Tuesday, June 28, 2016

Short Take: The Lady Vanishes


On the surface, The Lady Vanishes (1938) is one of the conspiracy thrillers director Alfred Hitchcock is famous for. A young British woman (Margaret Lockwood) befriends an elderly governess (Dame May Whitty) while riding on a cross-continental train. After the younger woman awakens from a nap, she finds the governess has disappeared, and no one on the train has any recollection of her. Was the older woman kidnapped, and are the other passengers part of a conspiracy to cover it up? Or is the younger woman hallucinating from a concussion suffered before she boarded the train? Most Hitchcock thrillers have a sense of humor about their teasing suspense tropes. But this picture goes far beyond wry self-awareness. Its tongue is as firmly in cheek as a Mad magazine parody. It's not an immersive piece of storytelling; one either enjoys it for the mocking treatment of the story conventions, or one doesn't.

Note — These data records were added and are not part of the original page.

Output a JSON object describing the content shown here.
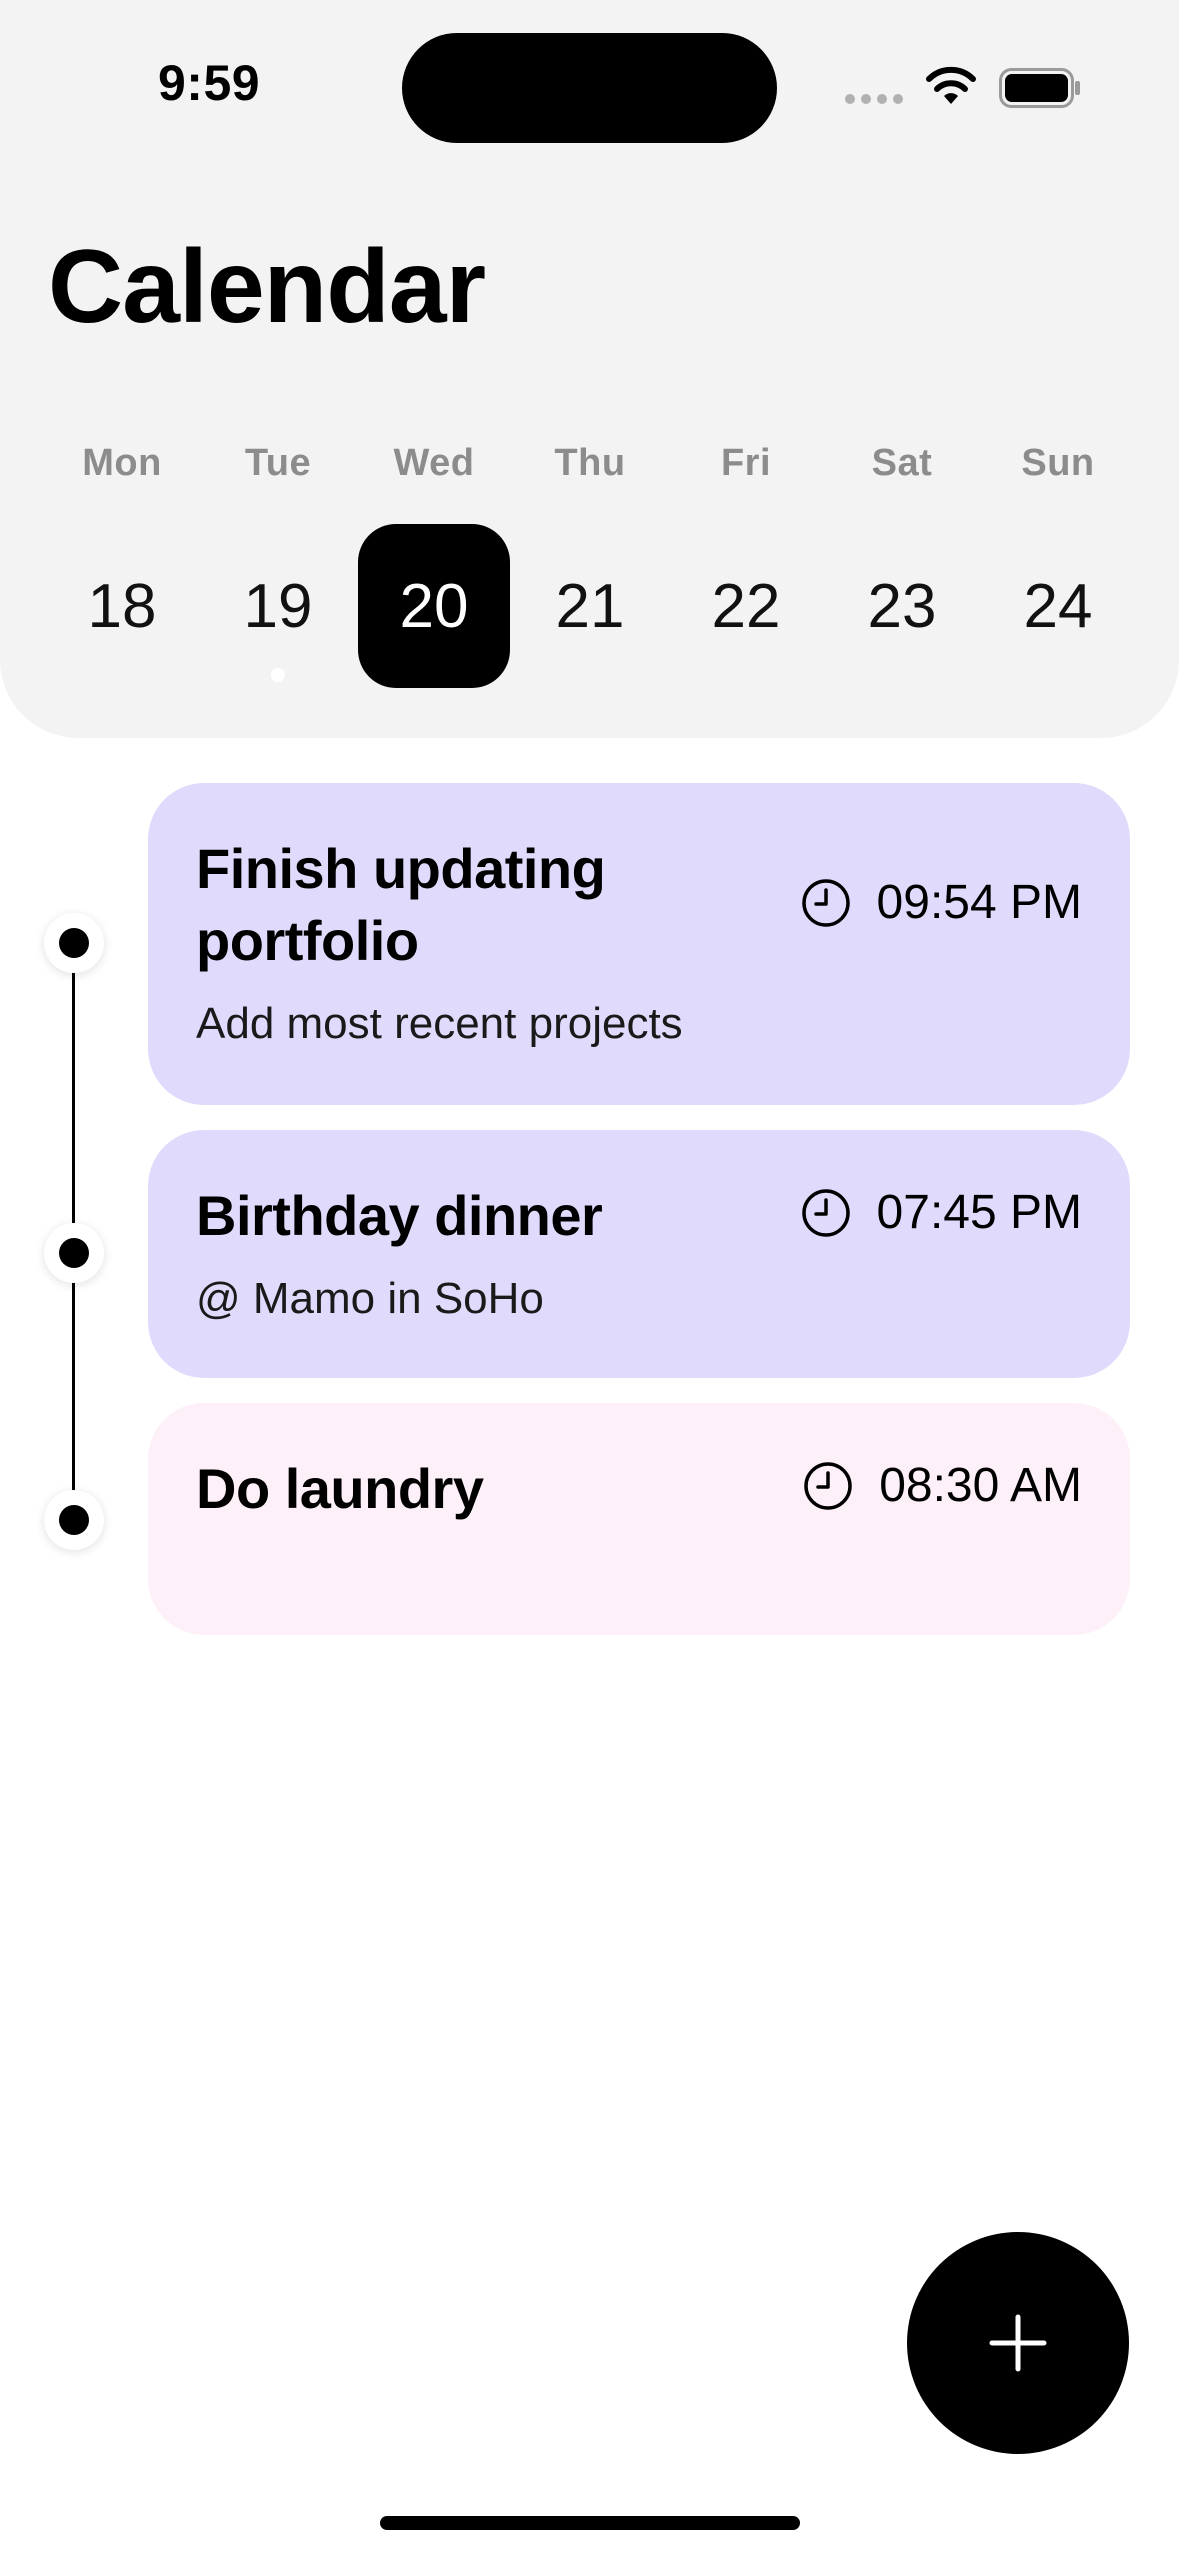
{
  "status_bar": {
    "time": "9:59"
  },
  "header": {
    "title": "Calendar"
  },
  "week": {
    "days": [
      {
        "name": "Mon",
        "date": "18"
      },
      {
        "name": "Tue",
        "date": "19"
      },
      {
        "name": "Wed",
        "date": "20"
      },
      {
        "name": "Thu",
        "date": "21"
      },
      {
        "name": "Fri",
        "date": "22"
      },
      {
        "name": "Sat",
        "date": "23"
      },
      {
        "name": "Sun",
        "date": "24"
      }
    ],
    "selected_date": "20",
    "dates_with_events": [
      "19"
    ]
  },
  "events": [
    {
      "title": "Finish updating portfolio",
      "subtitle": "Add most recent projects",
      "time": "09:54 PM",
      "color": "#e0dbfc",
      "icon": "clock-icon"
    },
    {
      "title": "Birthday dinner",
      "subtitle": "@ Mamo in SoHo",
      "time": "07:45 PM",
      "color": "#e0dbfc",
      "icon": "clock-icon"
    },
    {
      "title": "Do laundry",
      "subtitle": "",
      "time": "08:30 AM",
      "color": "#fdf0f8",
      "icon": "clock-icon"
    }
  ],
  "fab": {
    "icon": "plus-icon"
  },
  "colors": {
    "accent": "#000000",
    "header_bg": "#f3f3f3",
    "muted_text": "#8c8c8c"
  }
}
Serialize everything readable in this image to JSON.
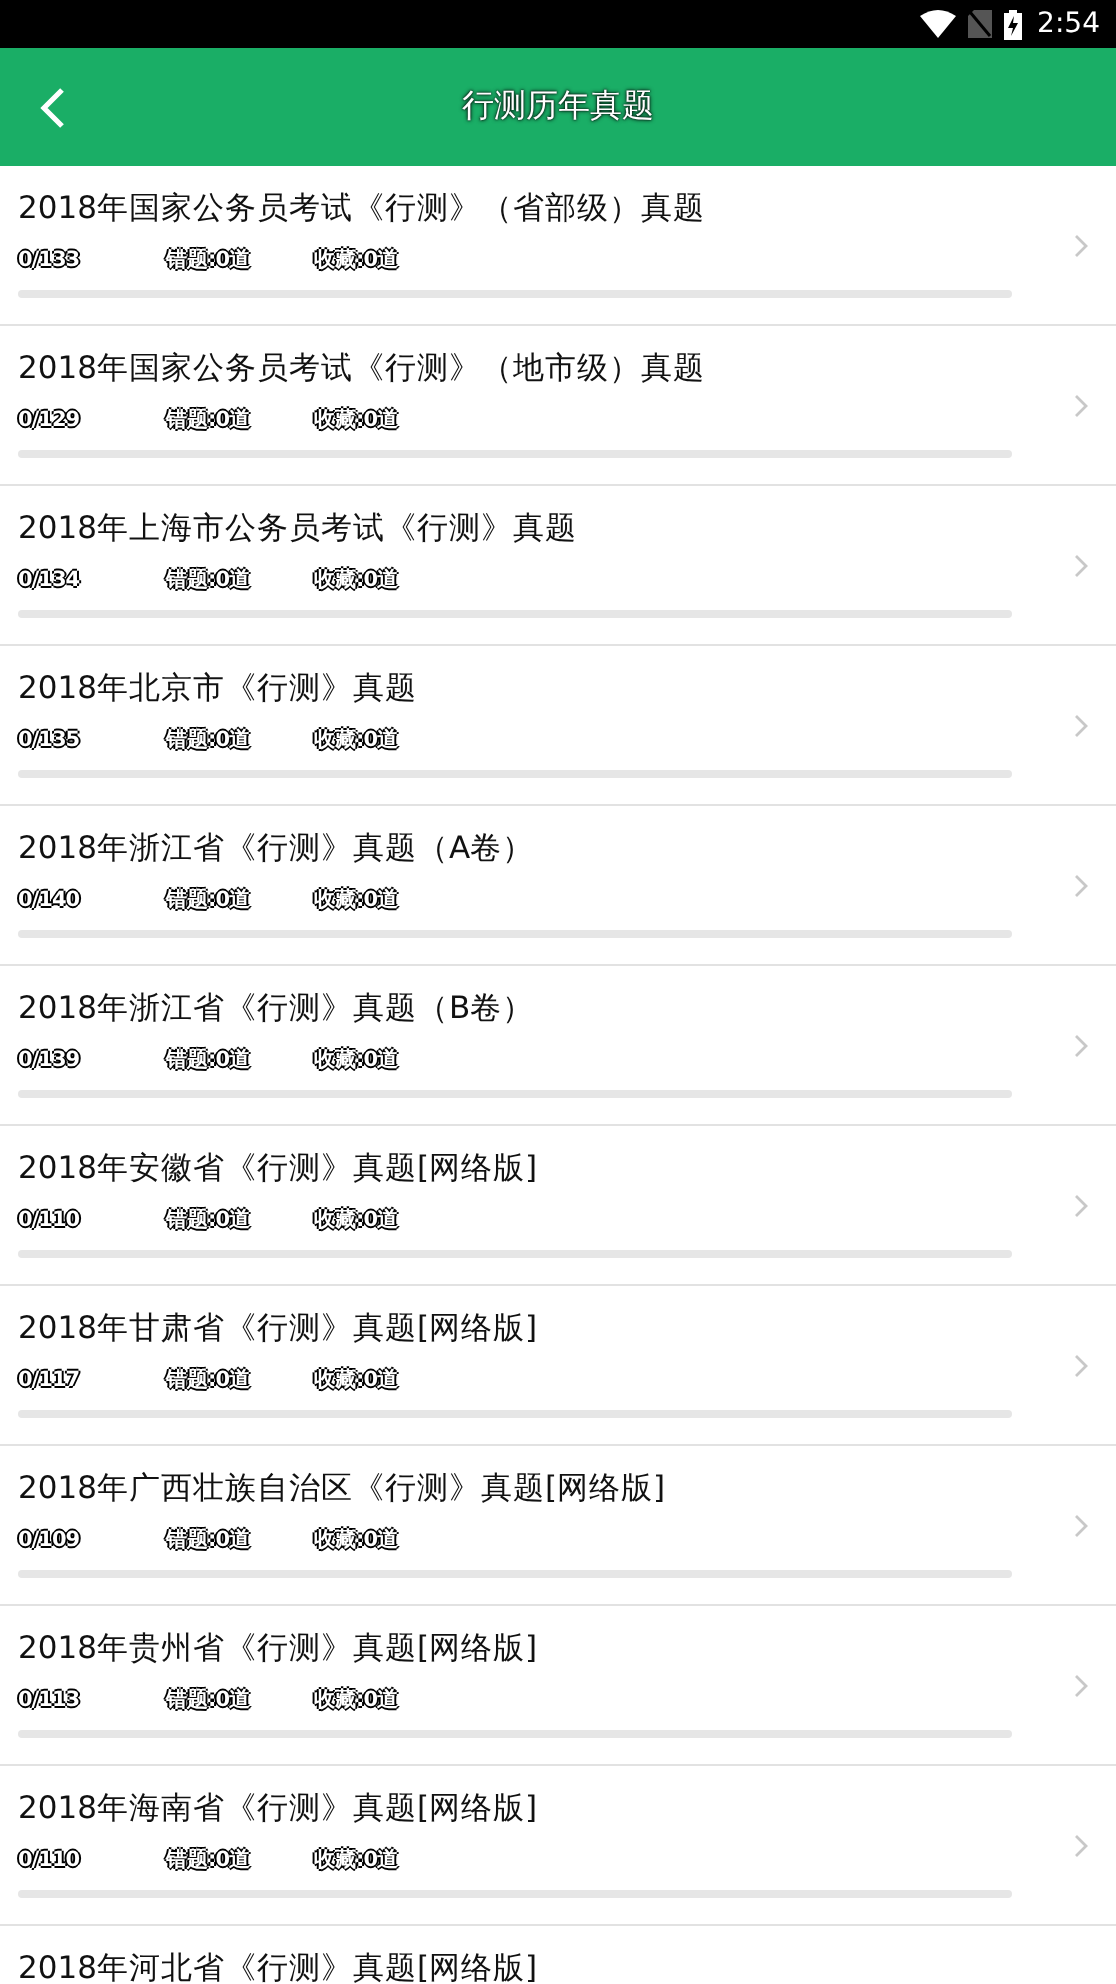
{
  "status_bar": {
    "time": "2:54"
  },
  "header": {
    "title": "行测历年真题"
  },
  "papers": [
    {
      "title": "2018年国家公务员考试《行测》（省部级）真题",
      "progress": "0/133",
      "wrong": "错题:0道",
      "saved": "收藏:0道",
      "level": 0
    },
    {
      "title": "2018年国家公务员考试《行测》（地市级）真题",
      "progress": "0/129",
      "wrong": "错题:0道",
      "saved": "收藏:0道",
      "level": 0
    },
    {
      "title": "2018年上海市公务员考试《行测》真题",
      "progress": "0/134",
      "wrong": "错题:0道",
      "saved": "收藏:0道",
      "level": 0
    },
    {
      "title": "2018年北京市《行测》真题",
      "progress": "0/135",
      "wrong": "错题:0道",
      "saved": "收藏:0道",
      "level": 0
    },
    {
      "title": "2018年浙江省《行测》真题（A卷）",
      "progress": "0/140",
      "wrong": "错题:0道",
      "saved": "收藏:0道",
      "level": 0
    },
    {
      "title": "2018年浙江省《行测》真题（B卷）",
      "progress": "0/139",
      "wrong": "错题:0道",
      "saved": "收藏:0道",
      "level": 0
    },
    {
      "title": "2018年安徽省《行测》真题[网络版]",
      "progress": "0/110",
      "wrong": "错题:0道",
      "saved": "收藏:0道",
      "level": 0
    },
    {
      "title": "2018年甘肃省《行测》真题[网络版]",
      "progress": "0/117",
      "wrong": "错题:0道",
      "saved": "收藏:0道",
      "level": 0
    },
    {
      "title": "2018年广西壮族自治区《行测》真题[网络版]",
      "progress": "0/109",
      "wrong": "错题:0道",
      "saved": "收藏:0道",
      "level": 0
    },
    {
      "title": "2018年贵州省《行测》真题[网络版]",
      "progress": "0/113",
      "wrong": "错题:0道",
      "saved": "收藏:0道",
      "level": 0
    },
    {
      "title": "2018年海南省《行测》真题[网络版]",
      "progress": "0/110",
      "wrong": "错题:0道",
      "saved": "收藏:0道",
      "level": 0
    },
    {
      "title": "2018年河北省《行测》真题[网络版]"
    }
  ]
}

Hitchcock's direction is marvelous. The staging is remarkably sophisticated, and the expert pacing keeps the movie hurtling forward. His filmmaking virtuosity is thrilling in its own right. The script, credited to Sidney Gilliat and Frank Launder, is erratic. It does a witty job of sustaining the genre satire once it gets going, but it is hobbled by a largely extraneous first act, and the jokes, while amusing, aren't especially memorable. The cast also includes Michael Redgrave as the leading man who is not a love interest, Paul Lukas as the sinister psychiatrist, and the comedy duo of Naunton Wayne and Basil Radford as Caldicott and Childers, the cricket enthusiasts who are also passengers on the train. The source novel is The Wheel Spins, by Ethel Lina White. The film is the last one from Hitchcock's British period. After it was released, he moved to the United States and began making films through the Hollywood studios.